Do you fondly recall the old days when the average Joe or Jane used the term “mother”? It was a matriarchal noun or verb of love and respect. It meant something. The word “mother” did not need to be trimmed down or casualized.
But then, with time, someone in high or low places decided that “mother” was too starchy, too formal, too elitized for our proletarian “keep it simple” culture. Caption writers at print publications throughout the land, usually as deadlines approached, began to howl “I need just a teensy weensy more space to say “First Mother Lands on Mars!” At which point editors replied, “Change mother to mom and give me the story NOW!”
I've done some research on this topic. History is fairly mute as to when and why “mother” was gradually outweighed by “mom” and its variants such as “mama,” “ma” and “mammy.” Al Jolson built a large chunk of his career by singing about “mammy.”

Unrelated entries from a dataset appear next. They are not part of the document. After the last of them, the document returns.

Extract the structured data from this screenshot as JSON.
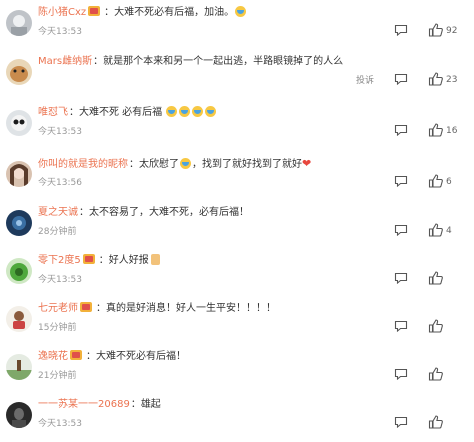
{
  "colors": {
    "username": "#eb7350",
    "text": "#333333",
    "meta": "#999999",
    "heart": "#e8473e"
  },
  "comments": [
    {
      "user": "陈小猪Cxz",
      "text_a": "大难不死必有后福，加油。",
      "text_b": "",
      "extra": "cry-emoji",
      "time": "今天13:53",
      "likes": "92",
      "report": ""
    },
    {
      "user": "Mars雌纳斯",
      "text_a": "就是那个本来和另一个一起出逃，半路眼镜掉了的人么",
      "text_b": "",
      "extra": "",
      "time": "今天13:53",
      "likes": "23",
      "report": "投诉"
    },
    {
      "user": "唯怼飞",
      "text_a": "大难不死 必有后福",
      "text_b": "",
      "extra": "cry-emoji x4",
      "time": "今天13:53",
      "likes": "16",
      "report": ""
    },
    {
      "user": "你叫的就是我的昵称",
      "text_a": "太欣慰了",
      "text_b": "，找到了就好找到了就好",
      "extra": "heart-icon",
      "time": "今天13:56",
      "likes": "6",
      "report": ""
    },
    {
      "user": "夏之天诚",
      "text_a": "太不容易了，大难不死，必有后福！",
      "text_b": "",
      "extra": "",
      "time": "28分钟前",
      "likes": "4",
      "report": ""
    },
    {
      "user": "零下2度5",
      "text_a": "好人好报",
      "text_b": "",
      "extra": "thumb-emoji",
      "time": "今天13:53",
      "likes": "",
      "report": ""
    },
    {
      "user": "七元老师",
      "text_a": "真的是好消息！好人一生平安！！！！",
      "text_b": "",
      "extra": "",
      "time": "15分钟前",
      "likes": "",
      "report": ""
    },
    {
      "user": "逸晓花",
      "text_a": "大难不死必有后福！",
      "text_b": "",
      "extra": "",
      "time": "21分钟前",
      "likes": "",
      "report": ""
    },
    {
      "user": "一一苏某一一20689",
      "text_a": "雄起",
      "text_b": "",
      "extra": "",
      "time": "今天13:53",
      "likes": "",
      "report": ""
    }
  ]
}
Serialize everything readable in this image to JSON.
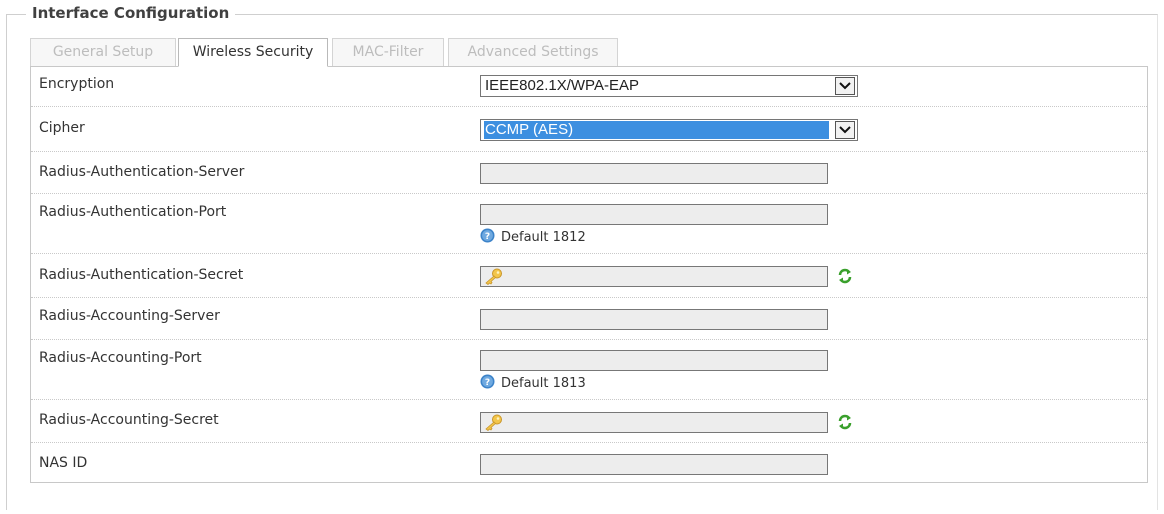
{
  "legend": "Interface Configuration",
  "tabs": [
    {
      "label": "General Setup",
      "active": false
    },
    {
      "label": "Wireless Security",
      "active": true
    },
    {
      "label": "MAC-Filter",
      "active": false
    },
    {
      "label": "Advanced Settings",
      "active": false
    }
  ],
  "fields": {
    "encryption": {
      "label": "Encryption",
      "value": "IEEE802.1X/WPA-EAP"
    },
    "cipher": {
      "label": "Cipher",
      "value": "CCMP (AES)"
    },
    "auth_server": {
      "label": "Radius-Authentication-Server",
      "value": ""
    },
    "auth_port": {
      "label": "Radius-Authentication-Port",
      "value": "",
      "hint": "Default 1812"
    },
    "auth_secret": {
      "label": "Radius-Authentication-Secret",
      "value": ""
    },
    "acct_server": {
      "label": "Radius-Accounting-Server",
      "value": ""
    },
    "acct_port": {
      "label": "Radius-Accounting-Port",
      "value": "",
      "hint": "Default 1813"
    },
    "acct_secret": {
      "label": "Radius-Accounting-Secret",
      "value": ""
    },
    "nas_id": {
      "label": "NAS ID",
      "value": ""
    }
  },
  "colors": {
    "highlight": "#3d8fe0",
    "input_bg": "#ededed"
  },
  "icons": {
    "dropdown": "chevron-down-icon",
    "secret": "key-icon",
    "reveal": "refresh-icon",
    "help": "help-icon"
  }
}
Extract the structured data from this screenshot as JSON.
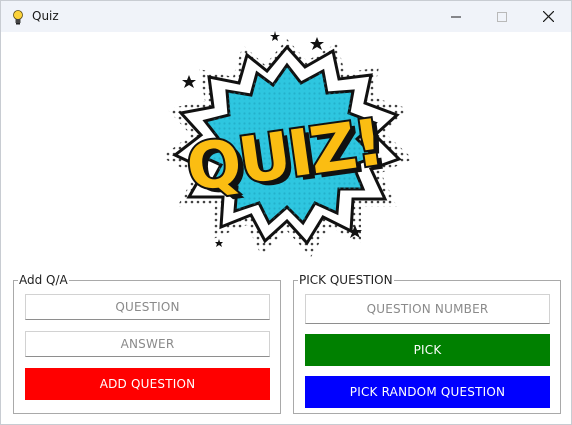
{
  "window": {
    "title": "Quiz",
    "icon": "lightbulb-icon"
  },
  "controls": {
    "minimize_icon": "minimize-icon",
    "maximize_icon": "maximize-icon",
    "close_icon": "close-icon"
  },
  "logo": {
    "text": "QUIZ!",
    "colors": {
      "letters": "#fbbd12",
      "burst_outer": "#ffffff",
      "burst_inner": "#2ec6e0",
      "outline": "#111111"
    }
  },
  "add_group": {
    "label": "Add Q/A",
    "question_placeholder": "QUESTION",
    "answer_placeholder": "ANSWER",
    "add_button": "ADD QUESTION",
    "add_button_color": "#ff0000"
  },
  "pick_group": {
    "label": "PICK QUESTION",
    "number_placeholder": "QUESTION NUMBER",
    "pick_button": "PICK",
    "pick_button_color": "#008000",
    "random_button": "PICK RANDOM QUESTION",
    "random_button_color": "#0000ff"
  }
}
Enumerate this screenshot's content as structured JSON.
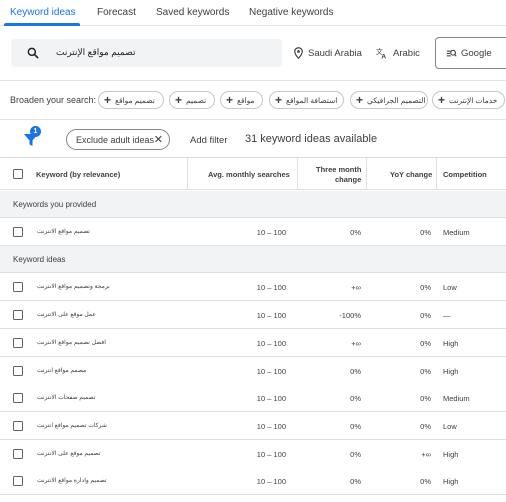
{
  "tabs": [
    {
      "label": "Keyword ideas",
      "active": true
    },
    {
      "label": "Forecast",
      "active": false
    },
    {
      "label": "Saved keywords",
      "active": false
    },
    {
      "label": "Negative keywords",
      "active": false
    }
  ],
  "search": {
    "value": "تصميم مواقع الإنترنت"
  },
  "location": "Saudi Arabia",
  "language": "Arabic",
  "engine": "Google",
  "broaden": {
    "label": "Broaden your search:",
    "chips": [
      "تصميم مواقع",
      "تصميم",
      "مواقع",
      "استضافة المواقع",
      "التصميم الجرافيكي",
      "خدمات الإنترنت"
    ]
  },
  "filter": {
    "badge_count": "1",
    "exclude_label": "Exclude adult ideas",
    "add_filter": "Add filter",
    "ideas_count": "31 keyword ideas available"
  },
  "table": {
    "headers": {
      "keyword": "Keyword (by relevance)",
      "searches": "Avg. monthly searches",
      "three_month_1": "Three month",
      "three_month_2": "change",
      "yoy": "YoY change",
      "competition": "Competition"
    },
    "provided_label": "Keywords you provided",
    "ideas_label": "Keyword ideas",
    "provided": [
      {
        "keyword": "تصميم مواقع الانترنت",
        "searches": "10 – 100",
        "three_month": "0%",
        "yoy": "0%",
        "competition": "Medium"
      }
    ],
    "ideas": [
      {
        "keyword": "برمجة وتصميم مواقع الانترنت",
        "searches": "10 – 100",
        "three_month": "+∞",
        "yoy": "0%",
        "competition": "Low"
      },
      {
        "keyword": "عمل موقع على الانترنت",
        "searches": "10 – 100",
        "three_month": "-100%",
        "yoy": "0%",
        "competition": "—"
      },
      {
        "keyword": "افضل تصميم مواقع الانترنت",
        "searches": "10 – 100",
        "three_month": "+∞",
        "yoy": "0%",
        "competition": "High"
      },
      {
        "keyword": "مصمم مواقع انترنت",
        "searches": "10 – 100",
        "three_month": "0%",
        "yoy": "0%",
        "competition": "High"
      },
      {
        "keyword": "تصميم صفحات الانترنت",
        "searches": "10 – 100",
        "three_month": "0%",
        "yoy": "0%",
        "competition": "Medium"
      },
      {
        "keyword": "شركات تصميم مواقع انترنت",
        "searches": "10 – 100",
        "three_month": "0%",
        "yoy": "0%",
        "competition": "Low"
      },
      {
        "keyword": "تصميم موقع على الانترنت",
        "searches": "10 – 100",
        "three_month": "0%",
        "yoy": "+∞",
        "competition": "High"
      },
      {
        "keyword": "تصميم وادارة مواقع الانترنت",
        "searches": "10 – 100",
        "three_month": "0%",
        "yoy": "0%",
        "competition": "High"
      }
    ]
  },
  "colors": {
    "accent": "#1a73e8",
    "section_bg": "#f1f3f4",
    "border": "#dadce0"
  }
}
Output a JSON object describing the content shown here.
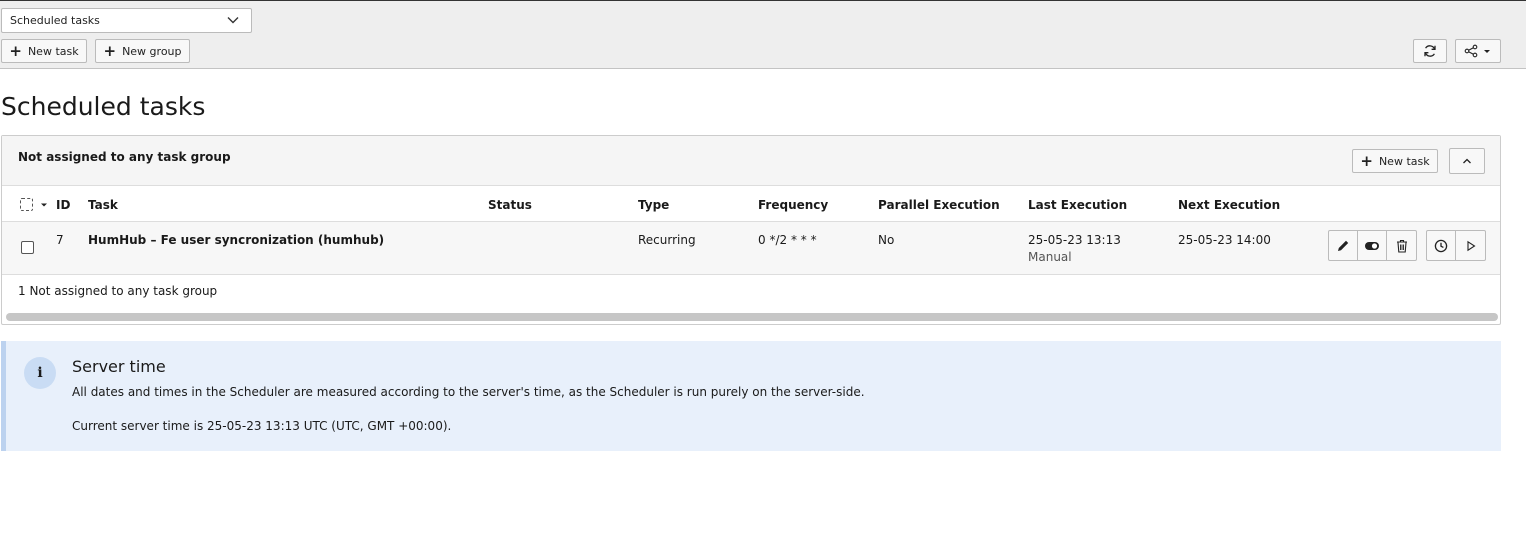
{
  "topbar": {
    "module_select": "Scheduled tasks",
    "new_task_label": "New task",
    "new_group_label": "New group"
  },
  "page": {
    "title": "Scheduled tasks"
  },
  "panel": {
    "title": "Not assigned to any task group",
    "new_task_label": "New task",
    "columns": {
      "id": "ID",
      "task": "Task",
      "status": "Status",
      "type": "Type",
      "frequency": "Frequency",
      "parallel": "Parallel Execution",
      "last": "Last Execution",
      "next": "Next Execution"
    },
    "rows": [
      {
        "id": "7",
        "task": "HumHub – Fe user syncronization (humhub)",
        "status": "",
        "type": "Recurring",
        "frequency": "0 */2 * * *",
        "parallel": "No",
        "last": "25-05-23 13:13",
        "last_sub": "Manual",
        "next": "25-05-23 14:00"
      }
    ],
    "footer": "1 Not assigned to any task group"
  },
  "info": {
    "icon": "i",
    "title": "Server time",
    "line1": "All dates and times in the Scheduler are measured according to the server's time, as the Scheduler is run purely on the server-side.",
    "line2": "Current server time is 25-05-23 13:13 UTC (UTC, GMT +00:00)."
  },
  "icons": {
    "chevron": "chevron-down-icon",
    "plus": "plus-icon",
    "refresh": "refresh-icon",
    "share": "share-icon",
    "collapse": "chevron-up-icon",
    "edit": "pencil-icon",
    "toggle": "toggle-icon",
    "delete": "trash-icon",
    "schedule": "clock-icon",
    "run": "play-icon"
  },
  "colors": {
    "topbar_bg": "#eeeeee",
    "info_bg": "#e8f0fb",
    "info_border": "#bcd2ef",
    "row_bg": "#f7f7f7"
  }
}
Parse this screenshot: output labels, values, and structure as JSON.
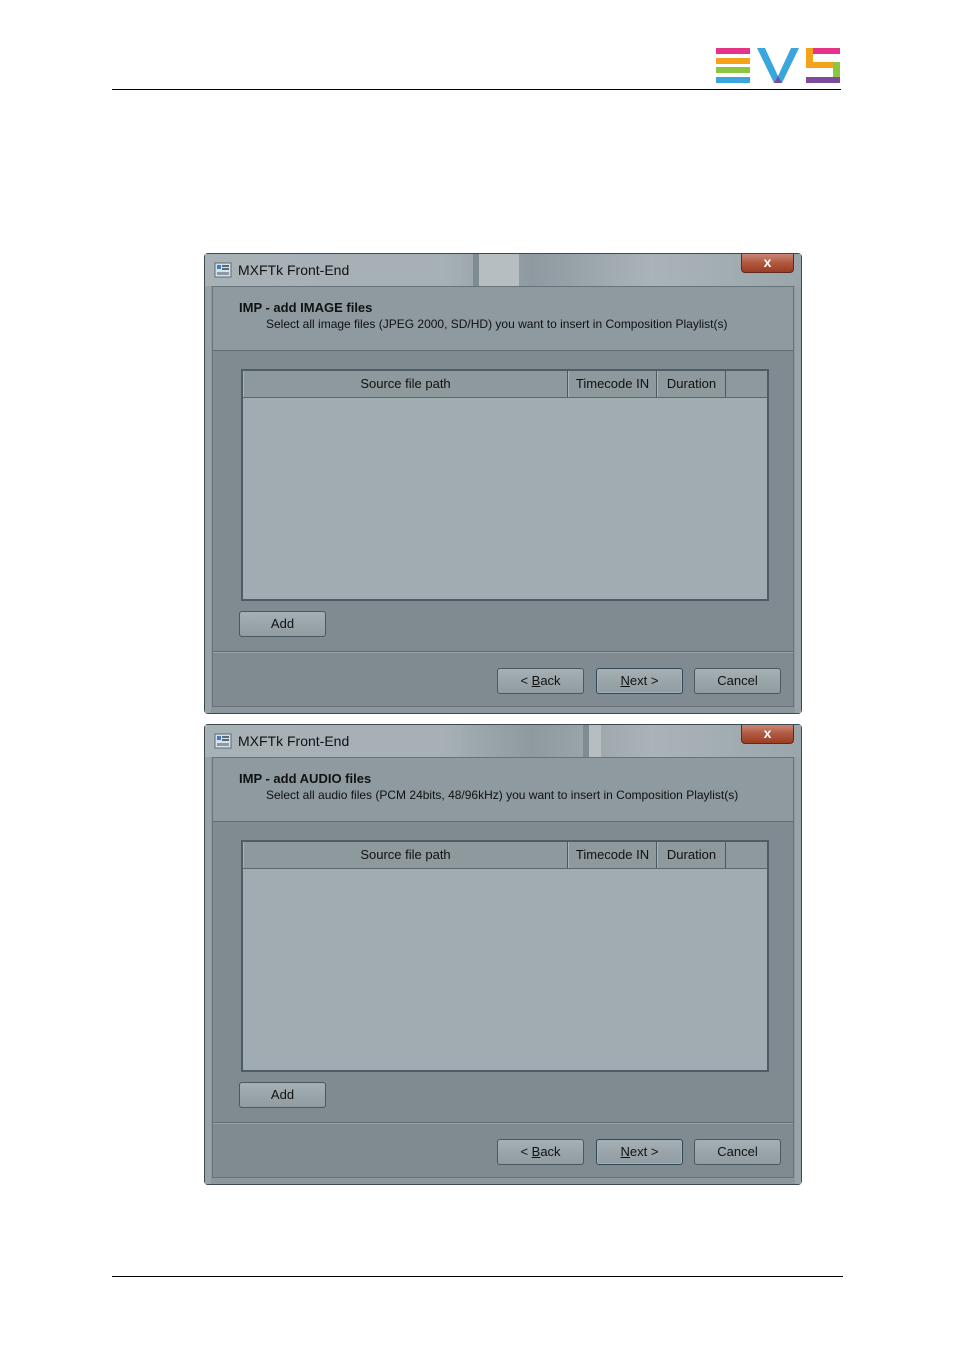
{
  "brand": {
    "logo_text": "EVS",
    "colors": [
      "#3aa6dd",
      "#f5a21b",
      "#8cc63f",
      "#e6338a",
      "#7f4b9e"
    ]
  },
  "windows": [
    {
      "title": "MXFTk Front-End",
      "close_label": "x",
      "header_title": "IMP - add IMAGE files",
      "header_subtitle": "Select all image files (JPEG 2000, SD/HD) you want to insert in Composition Playlist(s)",
      "columns": [
        "Source file path",
        "Timecode IN",
        "Duration"
      ],
      "add_label": "Add",
      "back_prefix": "< ",
      "back_accel": "B",
      "back_rest": "ack",
      "next_accel": "N",
      "next_rest": "ext >",
      "cancel_label": "Cancel"
    },
    {
      "title": "MXFTk Front-End",
      "close_label": "x",
      "header_title": "IMP - add AUDIO files",
      "header_subtitle": "Select all audio files (PCM 24bits, 48/96kHz) you want to insert in Composition Playlist(s)",
      "columns": [
        "Source file path",
        "Timecode IN",
        "Duration"
      ],
      "add_label": "Add",
      "back_prefix": "< ",
      "back_accel": "B",
      "back_rest": "ack",
      "next_accel": "N",
      "next_rest": "ext >",
      "cancel_label": "Cancel"
    }
  ]
}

I found a list of 100 popular song titles containing “mother” or its derivatives. By far, “mama” was the favorite, especially in the country-western section. In contrast were most of the quotations spoken or written by authors, actors and politicians (both male and female). Their thoughts resounded with dignity, respect and love for mothers — as individuals as well as an honored segment of the human race.
If I'm not mistaken the trend to substitute “mom” for “mother” has ballooned over the past half century or so. No matter what the reasons have been, there's no need for a federal investigation. No laws have been broken.
Still, one or two of my word-use switches get flipped each time I see or hear “mom” being used when (in my benighted opinion) “mother” would have been more appropriate or effective. An example: throughout our troubled land each year, millions of women (as well as many men) march or demonstrate in support of, or in protest against, laws and practices they deem worthy of First Amendment action.
In so many instances, the placards and banners say “Moms for This Cause!” or “Moms Fighting to End That Program!” Whatever the issue at hand, these citizens are usually serious, dedicated people. My reaction is almost always “Wouldn’t the use of “MOTHERS” instead of “MOMS” give an added touch of class and credibility to the marchers as they went along?
Maybe so, maybe not. Take your pick. I will now shut the hell up.
Except for a few thoughts on whether mom will one day “die” or merely “pass away.” So here we go into the world of euphemisms.
A euphemism is a way to say something unpleasant but in a nicer way. The term comes from a Greek spirit known as Euphemia, or “words of positivity.” The euphemism is one of the most welcome and delightful language tools ever invented. You and I use them all the time, even though we may not realize it. If you don't think so, just boot up your Google browser. The website “Writing English — Proofreading” lists dozens of euphemisms you may recognize.
Or just open almost any newspaper and go to the obituary pages. There, the odds are about 20 to 1 against learning that someone has kicked the bucket, bought the farm, met the Man in the Red Night Shirt, gave up the ghost or breathed her last. Instead, you’ll probably see that Harry, Sally, Judge Himmelspeck, or whoever, has “passed away” or “passed on.”
Which is perfectly understandable. We all live in the oncoming shadow of death, so why mention that fact as we write our last words about Harry, Sally or any other valued loved one?
Final thought: What I don’t understand is what I had in mind when I began this wandering, turgid piece of writing. Had she been forced to read it, my long-dead Mom (who was a nifty writer) would have disowned me.